Among the many theories explaining the life cycle of our Universe, the “Conformal Cyclic Cosmology” is of particular interest. Its author is the famous physicist Roger Penrose, who is on a par with such personalities as, for example, Stephen Hawking.

The theory tells us that our world exists in a continuous cycle of birth and death: that is, our universe had descendants, and after it dies, a new universe will appear in its place. So how will the end of our universe occur?

A scientist believes that in the distant future, all the particles of our Universe that have mass will gradually be pulled into huge black holes. Gradually, the extremely expanded universe will consist only of massless particles – photons – and black holes. But this won’t last forever: because of Hawking’s radiation, any black hole will gradually evaporate. It takes billions of years, but the end is predetermined.

According to Roger Penrose, with the disappearance of the last black hole in the universe, there will be no object relative to which measurements can be made – that is, the very concept of space and time will disappear.

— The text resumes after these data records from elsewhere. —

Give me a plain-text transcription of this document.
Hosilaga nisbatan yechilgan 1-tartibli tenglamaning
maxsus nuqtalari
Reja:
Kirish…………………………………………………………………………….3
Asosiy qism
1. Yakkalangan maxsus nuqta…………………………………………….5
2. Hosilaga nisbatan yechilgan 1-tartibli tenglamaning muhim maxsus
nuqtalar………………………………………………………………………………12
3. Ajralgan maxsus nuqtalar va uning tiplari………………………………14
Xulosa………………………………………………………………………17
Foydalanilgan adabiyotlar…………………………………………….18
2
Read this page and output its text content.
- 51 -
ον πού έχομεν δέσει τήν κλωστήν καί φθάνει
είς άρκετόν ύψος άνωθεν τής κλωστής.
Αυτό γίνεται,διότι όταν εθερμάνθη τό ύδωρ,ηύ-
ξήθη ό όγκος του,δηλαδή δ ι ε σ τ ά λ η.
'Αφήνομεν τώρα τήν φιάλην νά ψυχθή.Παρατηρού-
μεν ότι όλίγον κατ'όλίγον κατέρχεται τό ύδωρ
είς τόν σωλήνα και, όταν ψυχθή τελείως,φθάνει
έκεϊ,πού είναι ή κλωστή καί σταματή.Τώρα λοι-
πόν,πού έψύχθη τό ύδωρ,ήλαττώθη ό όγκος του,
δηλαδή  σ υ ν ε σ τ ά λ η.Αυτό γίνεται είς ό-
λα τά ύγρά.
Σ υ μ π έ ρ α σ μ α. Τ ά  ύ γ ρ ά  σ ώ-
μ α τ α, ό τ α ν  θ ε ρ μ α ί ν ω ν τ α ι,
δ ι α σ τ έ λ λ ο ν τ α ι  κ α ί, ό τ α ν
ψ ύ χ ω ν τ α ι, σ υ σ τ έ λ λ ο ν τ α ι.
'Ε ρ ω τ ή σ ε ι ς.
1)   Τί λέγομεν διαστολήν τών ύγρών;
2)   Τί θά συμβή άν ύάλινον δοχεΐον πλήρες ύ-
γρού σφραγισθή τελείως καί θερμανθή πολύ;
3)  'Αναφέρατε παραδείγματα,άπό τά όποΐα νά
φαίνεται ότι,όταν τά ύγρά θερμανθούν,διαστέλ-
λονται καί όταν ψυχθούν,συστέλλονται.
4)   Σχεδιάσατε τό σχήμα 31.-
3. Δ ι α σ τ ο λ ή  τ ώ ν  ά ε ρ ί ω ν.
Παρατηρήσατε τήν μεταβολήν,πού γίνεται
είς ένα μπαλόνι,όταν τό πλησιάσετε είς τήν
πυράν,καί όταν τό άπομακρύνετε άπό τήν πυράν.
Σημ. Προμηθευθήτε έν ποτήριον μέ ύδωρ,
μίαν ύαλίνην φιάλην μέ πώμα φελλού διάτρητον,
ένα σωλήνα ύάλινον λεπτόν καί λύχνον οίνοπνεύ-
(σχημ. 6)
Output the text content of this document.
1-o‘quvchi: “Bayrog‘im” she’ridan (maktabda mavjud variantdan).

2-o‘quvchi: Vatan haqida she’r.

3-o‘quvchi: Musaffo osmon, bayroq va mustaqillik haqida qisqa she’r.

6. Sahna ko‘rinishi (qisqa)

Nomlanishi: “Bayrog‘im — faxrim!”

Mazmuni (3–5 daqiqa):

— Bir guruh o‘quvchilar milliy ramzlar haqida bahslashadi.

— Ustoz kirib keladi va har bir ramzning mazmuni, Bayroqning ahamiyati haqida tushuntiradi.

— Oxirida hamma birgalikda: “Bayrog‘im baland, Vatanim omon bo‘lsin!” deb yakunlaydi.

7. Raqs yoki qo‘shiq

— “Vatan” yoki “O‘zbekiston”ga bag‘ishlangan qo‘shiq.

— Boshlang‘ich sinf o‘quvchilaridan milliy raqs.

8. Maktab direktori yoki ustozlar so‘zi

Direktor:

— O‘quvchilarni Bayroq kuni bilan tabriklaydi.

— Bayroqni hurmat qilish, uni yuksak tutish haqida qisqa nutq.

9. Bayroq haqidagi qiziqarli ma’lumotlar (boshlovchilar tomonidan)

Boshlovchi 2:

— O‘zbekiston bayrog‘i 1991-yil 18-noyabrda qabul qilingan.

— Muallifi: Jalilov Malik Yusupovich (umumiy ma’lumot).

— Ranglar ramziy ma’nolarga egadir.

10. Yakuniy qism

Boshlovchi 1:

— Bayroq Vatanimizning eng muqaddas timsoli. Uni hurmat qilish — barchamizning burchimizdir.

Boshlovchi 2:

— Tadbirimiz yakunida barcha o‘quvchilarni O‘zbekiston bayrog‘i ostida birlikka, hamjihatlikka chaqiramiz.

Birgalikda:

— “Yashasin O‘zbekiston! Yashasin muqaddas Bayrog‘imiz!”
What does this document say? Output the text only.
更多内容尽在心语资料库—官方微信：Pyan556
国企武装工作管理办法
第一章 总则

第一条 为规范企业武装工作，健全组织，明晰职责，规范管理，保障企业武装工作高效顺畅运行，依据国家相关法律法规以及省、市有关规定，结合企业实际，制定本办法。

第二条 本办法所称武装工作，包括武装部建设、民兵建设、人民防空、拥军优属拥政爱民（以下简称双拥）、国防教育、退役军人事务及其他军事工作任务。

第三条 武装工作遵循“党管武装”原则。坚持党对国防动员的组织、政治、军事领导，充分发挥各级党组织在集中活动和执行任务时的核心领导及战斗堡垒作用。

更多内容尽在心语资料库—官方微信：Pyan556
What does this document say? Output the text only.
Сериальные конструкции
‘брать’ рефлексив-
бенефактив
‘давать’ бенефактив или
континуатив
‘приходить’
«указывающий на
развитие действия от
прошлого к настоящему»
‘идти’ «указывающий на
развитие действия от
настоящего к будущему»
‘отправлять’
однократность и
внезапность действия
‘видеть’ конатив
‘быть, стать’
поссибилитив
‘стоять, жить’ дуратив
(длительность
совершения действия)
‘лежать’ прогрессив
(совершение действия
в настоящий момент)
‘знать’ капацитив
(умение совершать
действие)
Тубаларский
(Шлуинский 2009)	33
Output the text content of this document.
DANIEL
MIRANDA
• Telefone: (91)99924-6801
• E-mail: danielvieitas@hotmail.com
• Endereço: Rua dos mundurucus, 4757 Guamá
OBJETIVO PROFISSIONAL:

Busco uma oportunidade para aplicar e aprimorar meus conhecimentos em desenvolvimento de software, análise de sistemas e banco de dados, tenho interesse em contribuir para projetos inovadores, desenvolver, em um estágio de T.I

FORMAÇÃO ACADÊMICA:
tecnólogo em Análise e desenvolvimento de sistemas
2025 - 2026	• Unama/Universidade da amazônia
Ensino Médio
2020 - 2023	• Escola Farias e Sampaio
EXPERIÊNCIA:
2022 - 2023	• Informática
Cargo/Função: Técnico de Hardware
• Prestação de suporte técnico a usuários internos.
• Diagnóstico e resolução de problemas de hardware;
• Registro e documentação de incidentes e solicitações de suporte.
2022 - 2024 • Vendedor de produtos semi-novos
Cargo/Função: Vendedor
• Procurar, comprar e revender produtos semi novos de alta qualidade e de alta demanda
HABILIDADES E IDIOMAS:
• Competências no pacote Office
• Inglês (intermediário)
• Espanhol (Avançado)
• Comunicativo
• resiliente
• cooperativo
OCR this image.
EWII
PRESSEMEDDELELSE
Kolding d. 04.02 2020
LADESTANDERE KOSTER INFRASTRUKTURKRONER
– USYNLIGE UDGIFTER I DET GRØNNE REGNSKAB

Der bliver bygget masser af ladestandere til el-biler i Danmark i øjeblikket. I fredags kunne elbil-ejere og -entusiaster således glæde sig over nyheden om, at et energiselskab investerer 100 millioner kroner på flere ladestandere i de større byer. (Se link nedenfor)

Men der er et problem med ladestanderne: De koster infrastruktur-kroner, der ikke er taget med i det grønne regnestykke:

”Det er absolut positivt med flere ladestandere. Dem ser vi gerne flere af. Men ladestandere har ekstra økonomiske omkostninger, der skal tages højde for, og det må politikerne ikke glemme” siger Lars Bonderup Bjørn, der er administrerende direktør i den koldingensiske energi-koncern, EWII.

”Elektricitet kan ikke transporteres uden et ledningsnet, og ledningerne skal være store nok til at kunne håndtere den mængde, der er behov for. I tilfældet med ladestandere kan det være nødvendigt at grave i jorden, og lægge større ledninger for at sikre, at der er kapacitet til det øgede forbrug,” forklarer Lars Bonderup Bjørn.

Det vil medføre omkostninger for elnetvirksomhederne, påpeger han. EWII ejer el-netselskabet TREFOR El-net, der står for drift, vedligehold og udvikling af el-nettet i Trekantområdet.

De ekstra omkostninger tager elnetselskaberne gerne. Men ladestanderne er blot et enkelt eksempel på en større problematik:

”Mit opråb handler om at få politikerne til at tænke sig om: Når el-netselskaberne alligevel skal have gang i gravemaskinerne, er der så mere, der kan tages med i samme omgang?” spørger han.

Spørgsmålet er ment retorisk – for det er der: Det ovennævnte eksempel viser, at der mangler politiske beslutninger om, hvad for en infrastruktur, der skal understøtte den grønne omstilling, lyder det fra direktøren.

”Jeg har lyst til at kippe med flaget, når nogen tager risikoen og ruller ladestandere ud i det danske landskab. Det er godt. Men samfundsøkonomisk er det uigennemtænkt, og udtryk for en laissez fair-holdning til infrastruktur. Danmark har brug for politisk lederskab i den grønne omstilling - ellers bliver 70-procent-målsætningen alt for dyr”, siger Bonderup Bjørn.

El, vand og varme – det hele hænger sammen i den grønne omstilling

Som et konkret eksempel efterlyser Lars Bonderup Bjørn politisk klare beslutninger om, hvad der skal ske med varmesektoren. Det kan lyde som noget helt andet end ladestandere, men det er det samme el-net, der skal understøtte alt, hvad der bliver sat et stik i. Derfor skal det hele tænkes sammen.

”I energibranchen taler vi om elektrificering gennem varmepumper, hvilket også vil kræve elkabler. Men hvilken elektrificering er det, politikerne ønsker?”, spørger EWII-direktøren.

The characteristics of the future Universe will not differ from the singularity – the very point from which the Big Bang occurred and our world arose. As soon as this happens, a new Universe will emerge from the singularity, and with it a new space-time.

Not only Penrose’s name alone makes one pay attention to this theory – recent discoveries of scientists have presented certain evidence of correctness of conformal cyclic cosmology. The fact is that conformal cyclic cosmology assumes possible presence in our Universe of traces from previous Universe. Such traces can be left by the only objects left at the end of the life cycle of the previous Universe – supermassive black holes. If they can somehow be detected, then only by studying the distribution of relic radiation.

This is interesting: relic radiation is microwave radiation that evenly fills the Universe and that originated about 300,000 years after the Big Bang. At this time, slowed-down electrons began to combine with protons and alpha particles to form atoms and move from the plasma state to the gaseous state. This epoch is often referred to as the “primary recombination epoch. Echoes of this event in the form of radiation reach us to this day.

According to a group of physicists who have studied the latest radio telescope data, the map of the relic radiation clearly shows irregularly distributed structures, called B-modes.

It is assumed that in these very places in the previous Universe there was the evaporation of black holes with the release of so much energy into space, that echoes of those events we – the inhabitants of the next world – can still observe.

So far, the world community is waiting for additional confirmations of discovered structures, and if the data are confirmed, the scientists’ discovery may overturn the whole modern view of life and evolution of the Universe.